Figure 9.1: Analyse exploratoire des données \(\texttt{salaireprof}\): répartition des salaires en fonction de l’échelon et du nombre d’années de service

Ainsi, le salaire augmente avec les années, mais la variabilité croît également. Il y a peu de femmes dans l’échantillon: moins d’information signifie moins de puissance pour détecter de petites différences de salaire. Si on fait un tableau de contingence de l’échelon et du sexe, on peut calculer la proportion relative homme/femme dans chaque échelon: 16% des profs adjoints, 16% pour les aggrégés, mais seulement 7% des titulaires alors que ces derniers sont mieux payés en moyenne.

Tableau 9.1: Tableau de contingence donnant le nombre de professeurs du collège par sexe et par échelon académique.
adjoint aggrege titulaire
femme 11 10 18
homme 56 54 248

Le modèle linéaire simple n’inclut qu’une variable explicative et consiste en une droite d’équation \(y=\beta_0 + \beta_1 \mathrm{X}\) qui passe à travers un nuage de points. La Figure 9.2 montre la droite de régression dans le nuage de points formé par les couples \(\{\mathrm{X}_i, y_i\}\), où \(y_i\) est le salaire et \(\mathrm{X}\) est service.

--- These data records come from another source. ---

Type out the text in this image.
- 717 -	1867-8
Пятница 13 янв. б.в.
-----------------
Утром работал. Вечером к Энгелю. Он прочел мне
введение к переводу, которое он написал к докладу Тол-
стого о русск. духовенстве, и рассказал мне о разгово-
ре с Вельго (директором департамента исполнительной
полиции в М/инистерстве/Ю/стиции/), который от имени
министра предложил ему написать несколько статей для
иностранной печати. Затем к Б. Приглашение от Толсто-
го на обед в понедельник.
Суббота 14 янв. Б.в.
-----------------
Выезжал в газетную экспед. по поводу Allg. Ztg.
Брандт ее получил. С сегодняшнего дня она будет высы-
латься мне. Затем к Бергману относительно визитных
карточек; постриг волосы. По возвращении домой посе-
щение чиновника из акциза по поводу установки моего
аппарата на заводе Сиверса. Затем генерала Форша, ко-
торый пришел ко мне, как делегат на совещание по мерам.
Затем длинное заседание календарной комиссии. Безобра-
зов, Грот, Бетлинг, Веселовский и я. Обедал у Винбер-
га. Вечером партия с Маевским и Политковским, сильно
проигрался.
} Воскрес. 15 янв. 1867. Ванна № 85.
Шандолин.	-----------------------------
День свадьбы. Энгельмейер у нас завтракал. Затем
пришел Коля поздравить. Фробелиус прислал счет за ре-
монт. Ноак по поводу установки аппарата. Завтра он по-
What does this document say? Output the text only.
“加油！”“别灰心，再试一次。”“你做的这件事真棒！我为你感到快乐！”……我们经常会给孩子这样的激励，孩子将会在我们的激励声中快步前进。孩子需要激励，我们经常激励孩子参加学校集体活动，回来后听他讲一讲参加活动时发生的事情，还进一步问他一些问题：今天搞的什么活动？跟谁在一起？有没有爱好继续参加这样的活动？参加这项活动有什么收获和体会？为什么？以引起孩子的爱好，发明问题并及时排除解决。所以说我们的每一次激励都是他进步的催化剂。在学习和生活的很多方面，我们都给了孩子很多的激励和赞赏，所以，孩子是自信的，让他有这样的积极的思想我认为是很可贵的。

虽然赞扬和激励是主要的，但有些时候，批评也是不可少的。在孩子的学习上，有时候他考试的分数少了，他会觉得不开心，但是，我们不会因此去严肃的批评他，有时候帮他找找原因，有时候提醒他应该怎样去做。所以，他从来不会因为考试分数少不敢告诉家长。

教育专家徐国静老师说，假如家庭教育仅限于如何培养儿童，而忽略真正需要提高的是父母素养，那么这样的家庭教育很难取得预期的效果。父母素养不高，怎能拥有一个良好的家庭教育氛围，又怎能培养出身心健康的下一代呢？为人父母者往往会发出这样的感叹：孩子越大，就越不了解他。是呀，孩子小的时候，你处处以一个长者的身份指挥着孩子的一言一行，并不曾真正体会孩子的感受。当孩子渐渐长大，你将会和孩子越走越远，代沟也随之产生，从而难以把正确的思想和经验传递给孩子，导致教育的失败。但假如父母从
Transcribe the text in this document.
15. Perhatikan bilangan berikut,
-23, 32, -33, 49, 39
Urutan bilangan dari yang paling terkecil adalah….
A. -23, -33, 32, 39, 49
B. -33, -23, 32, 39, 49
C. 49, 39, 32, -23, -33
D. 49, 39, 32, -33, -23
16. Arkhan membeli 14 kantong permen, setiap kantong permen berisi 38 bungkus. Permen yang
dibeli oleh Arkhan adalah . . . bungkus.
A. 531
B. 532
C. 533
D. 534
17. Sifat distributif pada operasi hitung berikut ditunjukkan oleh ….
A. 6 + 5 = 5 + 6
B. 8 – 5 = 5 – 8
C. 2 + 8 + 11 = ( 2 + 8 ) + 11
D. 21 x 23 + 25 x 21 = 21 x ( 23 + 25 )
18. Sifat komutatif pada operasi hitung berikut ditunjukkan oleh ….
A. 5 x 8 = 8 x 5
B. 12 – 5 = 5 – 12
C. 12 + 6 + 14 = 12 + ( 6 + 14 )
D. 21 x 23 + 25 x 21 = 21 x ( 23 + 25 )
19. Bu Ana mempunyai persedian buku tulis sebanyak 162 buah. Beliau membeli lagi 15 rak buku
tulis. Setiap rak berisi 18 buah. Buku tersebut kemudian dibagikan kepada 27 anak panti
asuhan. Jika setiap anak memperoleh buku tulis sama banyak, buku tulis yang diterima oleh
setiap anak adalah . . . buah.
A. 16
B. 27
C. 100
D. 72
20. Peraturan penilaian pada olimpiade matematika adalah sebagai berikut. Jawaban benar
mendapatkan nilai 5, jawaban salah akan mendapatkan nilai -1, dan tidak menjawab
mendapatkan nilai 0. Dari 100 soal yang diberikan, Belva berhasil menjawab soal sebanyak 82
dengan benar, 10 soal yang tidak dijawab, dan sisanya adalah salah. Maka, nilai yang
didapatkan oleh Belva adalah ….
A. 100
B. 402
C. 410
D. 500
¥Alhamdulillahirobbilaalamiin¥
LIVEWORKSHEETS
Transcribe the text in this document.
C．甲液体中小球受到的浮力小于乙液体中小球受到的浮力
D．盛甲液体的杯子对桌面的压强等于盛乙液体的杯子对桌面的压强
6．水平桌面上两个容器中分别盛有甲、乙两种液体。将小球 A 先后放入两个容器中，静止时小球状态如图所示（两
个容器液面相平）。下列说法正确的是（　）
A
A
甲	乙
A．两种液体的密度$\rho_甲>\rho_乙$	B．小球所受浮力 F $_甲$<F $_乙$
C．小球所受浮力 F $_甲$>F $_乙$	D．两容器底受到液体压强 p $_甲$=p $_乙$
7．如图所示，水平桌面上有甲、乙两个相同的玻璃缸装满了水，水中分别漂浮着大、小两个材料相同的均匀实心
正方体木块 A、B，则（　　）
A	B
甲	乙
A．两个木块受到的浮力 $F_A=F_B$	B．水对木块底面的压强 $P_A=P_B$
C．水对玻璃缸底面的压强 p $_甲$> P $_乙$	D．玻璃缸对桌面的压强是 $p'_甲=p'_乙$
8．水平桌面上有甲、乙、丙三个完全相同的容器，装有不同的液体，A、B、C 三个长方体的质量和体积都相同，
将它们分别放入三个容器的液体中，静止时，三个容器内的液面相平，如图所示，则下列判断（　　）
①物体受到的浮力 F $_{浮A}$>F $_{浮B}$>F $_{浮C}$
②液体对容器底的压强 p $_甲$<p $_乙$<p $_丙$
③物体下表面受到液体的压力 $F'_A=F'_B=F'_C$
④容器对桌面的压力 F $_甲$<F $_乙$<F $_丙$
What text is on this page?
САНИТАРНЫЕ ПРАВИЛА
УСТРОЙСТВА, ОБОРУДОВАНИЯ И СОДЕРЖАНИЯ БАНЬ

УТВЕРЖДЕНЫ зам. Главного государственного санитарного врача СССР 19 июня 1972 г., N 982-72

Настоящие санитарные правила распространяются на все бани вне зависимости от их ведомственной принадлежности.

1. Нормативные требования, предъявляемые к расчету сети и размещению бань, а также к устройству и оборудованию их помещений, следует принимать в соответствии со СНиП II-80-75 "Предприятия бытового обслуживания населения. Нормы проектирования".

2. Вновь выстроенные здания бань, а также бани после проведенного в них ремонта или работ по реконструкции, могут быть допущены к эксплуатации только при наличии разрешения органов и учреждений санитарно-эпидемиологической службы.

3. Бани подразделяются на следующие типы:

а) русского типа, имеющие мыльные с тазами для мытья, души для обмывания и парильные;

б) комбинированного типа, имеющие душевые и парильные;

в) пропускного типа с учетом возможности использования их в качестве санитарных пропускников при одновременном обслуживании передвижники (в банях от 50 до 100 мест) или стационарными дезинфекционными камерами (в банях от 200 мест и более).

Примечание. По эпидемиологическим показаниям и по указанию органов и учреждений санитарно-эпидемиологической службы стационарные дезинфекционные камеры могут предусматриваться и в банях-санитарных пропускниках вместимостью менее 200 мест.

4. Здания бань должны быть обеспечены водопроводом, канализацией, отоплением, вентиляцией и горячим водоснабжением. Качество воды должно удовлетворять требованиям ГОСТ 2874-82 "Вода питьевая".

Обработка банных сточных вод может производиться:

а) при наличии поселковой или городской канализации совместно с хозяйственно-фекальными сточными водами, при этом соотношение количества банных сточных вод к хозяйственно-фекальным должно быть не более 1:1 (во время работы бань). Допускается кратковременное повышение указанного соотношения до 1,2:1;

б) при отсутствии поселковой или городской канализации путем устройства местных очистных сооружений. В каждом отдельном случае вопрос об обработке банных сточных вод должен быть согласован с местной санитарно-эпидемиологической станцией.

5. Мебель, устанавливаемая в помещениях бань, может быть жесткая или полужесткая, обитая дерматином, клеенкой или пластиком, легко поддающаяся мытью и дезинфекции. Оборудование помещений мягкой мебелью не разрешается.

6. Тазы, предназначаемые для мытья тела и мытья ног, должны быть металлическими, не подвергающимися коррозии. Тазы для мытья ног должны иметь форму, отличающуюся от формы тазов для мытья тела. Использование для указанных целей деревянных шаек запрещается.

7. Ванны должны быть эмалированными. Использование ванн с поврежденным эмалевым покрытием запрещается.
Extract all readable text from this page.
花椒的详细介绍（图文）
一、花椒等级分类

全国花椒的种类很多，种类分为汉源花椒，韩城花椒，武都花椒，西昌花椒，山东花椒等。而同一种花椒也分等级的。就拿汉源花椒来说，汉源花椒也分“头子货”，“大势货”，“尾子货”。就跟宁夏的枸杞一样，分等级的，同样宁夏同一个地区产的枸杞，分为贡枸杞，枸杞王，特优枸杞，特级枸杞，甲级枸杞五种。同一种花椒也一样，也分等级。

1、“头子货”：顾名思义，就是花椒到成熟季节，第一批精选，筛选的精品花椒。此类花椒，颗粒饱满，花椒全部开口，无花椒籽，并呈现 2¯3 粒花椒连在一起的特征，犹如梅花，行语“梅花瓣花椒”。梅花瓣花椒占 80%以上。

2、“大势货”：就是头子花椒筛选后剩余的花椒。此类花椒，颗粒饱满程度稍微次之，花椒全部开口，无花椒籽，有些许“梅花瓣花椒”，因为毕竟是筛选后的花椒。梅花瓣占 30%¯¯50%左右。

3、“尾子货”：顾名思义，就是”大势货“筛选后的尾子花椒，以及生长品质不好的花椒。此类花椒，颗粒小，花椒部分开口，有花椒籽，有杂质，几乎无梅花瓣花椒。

Programmation: Pour ajuster un modèle linéaire avec R, on utilise la fonction lm. Le premier argument est une formule, sous la forme y ~ xy est la variable réponse et x la variable explicative. La fonction utilisera (si disponible) les variables disponibles dans la base de données spécifiée via l’argument data. Ici, notre variable réponse est le salaire et nous tentons d’expliquer ce dernier en fonction du nombre d’années de service, ici représenté par la variable continue service.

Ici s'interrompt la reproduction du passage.